Early in my career on Wall Street in the mid-1980s, a well-known strategist yelled at me for recommending a tech stock. “What are you stupid?” he said. “Don’t you know we are in the last year of a four-year economic cycle?” I didn’t know, and luckily I ignored him. The economic cycle lasted almost eight years, only to be briefly interrupted in 1990 before beginning another 10-year expansion. The old Wall Street adage “follow the cycles” may still ring true, but the cycles have changed.
Here’s how it used to work: From 1945 to 1982, the average business cycle lasted about 44 months. Lower rates at the Federal Reserve would at first stimulate demand but then ignite inflation, which would cause retailers to build inventory until rates rose to kill inflation. Manufacturers would lay off workers and close factories during the inevitable recession until inventories were depleted. Then the Keynesian pump and dump would start all over again. Those days are gone. First mainframe computers and then personal computers automated the pipeline of goods. New software and better supply-chain management smoothed out the entire process, ending the traditional inventory cycles of goods. Wal-Mart doesn’t order from Procter & Gamble anymore. P&G has a real-time feed of Wal-Mart sales, and supplies the right products at the right time. And you rarely hear of inventory problems at Amazon.
The result has been longer economic cycles, interrupted by big events. It was Saddam Hussein invading Kuwait in 1990 and 9/11 in 2001, both of which damaged global commerce. The 2008-09 recession, on the other hand, was self-inflicted: Too-low rates and exotic financial instruments created an excess inventory of houses and condos. Even that might have been avoided if a database of housing and real-time pricing had been analyzed like supply chains are now. Easy to do, as mobile and cloud innovation have lowered computing costs by a factor of 10 since then.
Which brings us to today.
It has been more than five years since the economy bottomed in 2009, though growth has averaged close to 2%, well under historic postrecession rates. Labor-force participation is stuck at 62.7% because millions of workers have stopped looking for a job and dropped out. Add ObamaCare and other regulatory barnacles and it’s no wonder we have too many workers and not enough opportunities. But perhaps it’s time to pay attention to the technology cycle, not the Fed cycle. Tech may be what makes job creation vibrant again.
Follow the cycles: We’re now on our fourth major era in computing. The original mainframe computer of the 1960s automated back offices and transactions, bringing efficiency and lowering costs. That cycle ended in the early 1990s when the personal computer picked up steam. By the mid-1990s the Web was helping to automate interaction between companies and their customers, allowing people to buy goods and services through the magical Internet.
The mobile era began this summer, as there are now more mobile users than desktop users, with 1.8 billion surfing the Web on their smartphones. Having a personal computer in your pocket is changing the tech world because, unlike a computer, a smartphone is always there when you need it.

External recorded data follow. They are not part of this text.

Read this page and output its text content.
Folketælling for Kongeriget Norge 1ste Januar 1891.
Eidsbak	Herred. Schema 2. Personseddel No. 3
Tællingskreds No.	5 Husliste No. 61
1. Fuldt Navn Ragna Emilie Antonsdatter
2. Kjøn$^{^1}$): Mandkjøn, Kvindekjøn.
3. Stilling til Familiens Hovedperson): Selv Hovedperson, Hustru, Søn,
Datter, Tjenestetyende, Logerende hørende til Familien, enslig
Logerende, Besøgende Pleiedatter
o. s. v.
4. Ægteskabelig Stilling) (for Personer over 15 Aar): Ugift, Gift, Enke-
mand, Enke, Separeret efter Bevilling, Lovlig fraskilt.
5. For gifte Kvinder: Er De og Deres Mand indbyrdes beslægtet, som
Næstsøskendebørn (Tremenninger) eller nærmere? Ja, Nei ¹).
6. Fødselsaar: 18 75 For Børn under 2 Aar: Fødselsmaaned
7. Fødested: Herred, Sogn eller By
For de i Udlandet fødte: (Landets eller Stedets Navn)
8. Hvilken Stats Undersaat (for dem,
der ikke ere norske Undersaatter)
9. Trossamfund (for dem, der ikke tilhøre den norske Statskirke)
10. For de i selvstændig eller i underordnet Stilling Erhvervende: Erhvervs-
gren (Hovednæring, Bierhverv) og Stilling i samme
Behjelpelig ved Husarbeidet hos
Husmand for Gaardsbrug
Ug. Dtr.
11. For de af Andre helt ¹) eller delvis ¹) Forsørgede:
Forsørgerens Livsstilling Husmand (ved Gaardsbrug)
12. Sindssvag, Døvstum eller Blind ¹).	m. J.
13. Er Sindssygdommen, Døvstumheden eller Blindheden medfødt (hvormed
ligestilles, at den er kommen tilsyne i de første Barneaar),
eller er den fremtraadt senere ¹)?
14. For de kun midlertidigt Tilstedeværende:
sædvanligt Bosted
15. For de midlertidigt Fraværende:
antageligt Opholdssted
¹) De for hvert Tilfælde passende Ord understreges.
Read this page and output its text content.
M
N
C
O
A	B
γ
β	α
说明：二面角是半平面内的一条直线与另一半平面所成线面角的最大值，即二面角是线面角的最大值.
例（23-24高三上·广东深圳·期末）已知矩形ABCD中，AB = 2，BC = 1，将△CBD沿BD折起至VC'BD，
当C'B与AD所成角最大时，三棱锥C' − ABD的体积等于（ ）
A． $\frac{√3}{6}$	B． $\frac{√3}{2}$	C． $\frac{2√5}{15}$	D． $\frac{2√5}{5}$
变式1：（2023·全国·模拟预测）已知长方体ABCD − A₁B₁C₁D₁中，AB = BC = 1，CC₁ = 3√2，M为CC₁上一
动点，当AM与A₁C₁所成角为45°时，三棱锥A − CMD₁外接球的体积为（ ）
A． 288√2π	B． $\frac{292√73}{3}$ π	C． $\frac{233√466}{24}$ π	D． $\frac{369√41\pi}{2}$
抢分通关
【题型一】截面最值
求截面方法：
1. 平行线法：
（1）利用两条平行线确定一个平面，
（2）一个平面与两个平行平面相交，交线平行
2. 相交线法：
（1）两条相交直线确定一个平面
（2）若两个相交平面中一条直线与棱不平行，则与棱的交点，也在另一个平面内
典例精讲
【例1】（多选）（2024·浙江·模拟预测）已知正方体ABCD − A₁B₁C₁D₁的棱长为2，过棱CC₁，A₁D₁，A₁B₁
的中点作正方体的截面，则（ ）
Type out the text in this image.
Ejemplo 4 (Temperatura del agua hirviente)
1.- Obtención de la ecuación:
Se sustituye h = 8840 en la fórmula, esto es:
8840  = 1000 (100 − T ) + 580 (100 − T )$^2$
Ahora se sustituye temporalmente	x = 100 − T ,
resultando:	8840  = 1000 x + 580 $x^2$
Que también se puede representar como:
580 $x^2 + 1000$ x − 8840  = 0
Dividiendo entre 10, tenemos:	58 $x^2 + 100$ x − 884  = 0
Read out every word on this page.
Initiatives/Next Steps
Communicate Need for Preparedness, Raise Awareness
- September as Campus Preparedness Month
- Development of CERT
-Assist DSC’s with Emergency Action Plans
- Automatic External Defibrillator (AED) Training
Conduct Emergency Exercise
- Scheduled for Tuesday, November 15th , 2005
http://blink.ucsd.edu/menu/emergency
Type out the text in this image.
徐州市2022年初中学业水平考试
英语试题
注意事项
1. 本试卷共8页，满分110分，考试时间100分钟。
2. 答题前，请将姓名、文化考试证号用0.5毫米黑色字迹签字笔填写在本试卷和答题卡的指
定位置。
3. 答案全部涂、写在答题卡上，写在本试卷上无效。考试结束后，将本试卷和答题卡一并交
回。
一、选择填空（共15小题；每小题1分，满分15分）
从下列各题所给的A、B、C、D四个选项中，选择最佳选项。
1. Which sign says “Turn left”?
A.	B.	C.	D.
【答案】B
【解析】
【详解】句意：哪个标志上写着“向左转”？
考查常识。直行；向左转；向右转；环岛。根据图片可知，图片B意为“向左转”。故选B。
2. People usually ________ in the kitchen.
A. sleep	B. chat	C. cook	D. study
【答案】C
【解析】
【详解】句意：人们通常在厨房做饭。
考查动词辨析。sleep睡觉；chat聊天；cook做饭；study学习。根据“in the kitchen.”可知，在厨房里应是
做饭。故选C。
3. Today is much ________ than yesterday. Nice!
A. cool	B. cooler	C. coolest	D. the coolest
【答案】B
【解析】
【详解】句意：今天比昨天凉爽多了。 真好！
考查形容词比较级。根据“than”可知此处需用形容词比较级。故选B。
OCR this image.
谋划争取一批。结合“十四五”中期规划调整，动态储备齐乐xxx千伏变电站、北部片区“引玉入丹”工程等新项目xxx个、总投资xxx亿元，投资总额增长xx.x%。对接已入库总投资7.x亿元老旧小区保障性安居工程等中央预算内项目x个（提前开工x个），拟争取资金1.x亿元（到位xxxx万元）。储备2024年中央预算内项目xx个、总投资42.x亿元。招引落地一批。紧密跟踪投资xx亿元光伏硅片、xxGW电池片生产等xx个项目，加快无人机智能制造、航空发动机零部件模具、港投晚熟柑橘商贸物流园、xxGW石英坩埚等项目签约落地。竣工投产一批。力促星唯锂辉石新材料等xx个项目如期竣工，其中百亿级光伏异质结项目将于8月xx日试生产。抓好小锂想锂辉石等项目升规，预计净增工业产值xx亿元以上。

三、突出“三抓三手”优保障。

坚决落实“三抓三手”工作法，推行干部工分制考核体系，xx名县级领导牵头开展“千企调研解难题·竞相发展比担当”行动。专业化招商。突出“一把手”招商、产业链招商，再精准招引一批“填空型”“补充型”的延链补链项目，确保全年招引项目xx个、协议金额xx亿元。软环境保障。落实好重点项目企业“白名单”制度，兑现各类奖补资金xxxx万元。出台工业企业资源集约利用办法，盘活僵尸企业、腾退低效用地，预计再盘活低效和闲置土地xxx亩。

New companies invest quickly, but older industries lag. A lot of credit-card processing and health-insurance companies still run on mainframe computers, but even this is changing. Companies are figuring out that they need a mobile and cloud platform to save money and offer a better service. This requires what’s known as a “forklift upgrade.”
As the phrase suggests, companies lift and remove the existing systems and drop in the new. It takes years of careful planning. And that is precisely what has been going on for the past five years. I know of several of these forklift projects taking place right now—new hardware, software, network systems, tablets, phones, reporting systems—everything.
Such overhauls have caused a lull in capital spending. The change is expensive and too important to mess up. The technology has to be both advanced and proven. Uber, for instance, wasn’t viable on the original 2007 iPhone but works great on the iPhone 4 and beyond. These companies can’t have any Healthcare.gov technology surprises.
This new cycle—one that’s likely to be immune to interest rates—will unfold in several forms. First, once the smartphone and cloud platform is proven to be productive, tech spending will accelerate. You can see this happening if you look in the right places such as software-as-a-service companies Salesforce.com and Workday.
Then corporate profits will start growing faster than expected as lower costs work their way through the enterprise. As profits increase, companies will then reinvest and aggressively use their cheaper and faster technology to hire and gain market share. Witness the announcement of Apple Pay last month. Similar disrupting innovations are on their way. And at several trillion dollars in size and scope, this technology transition to a mobile and cloud world will soon drag the global economy along with it.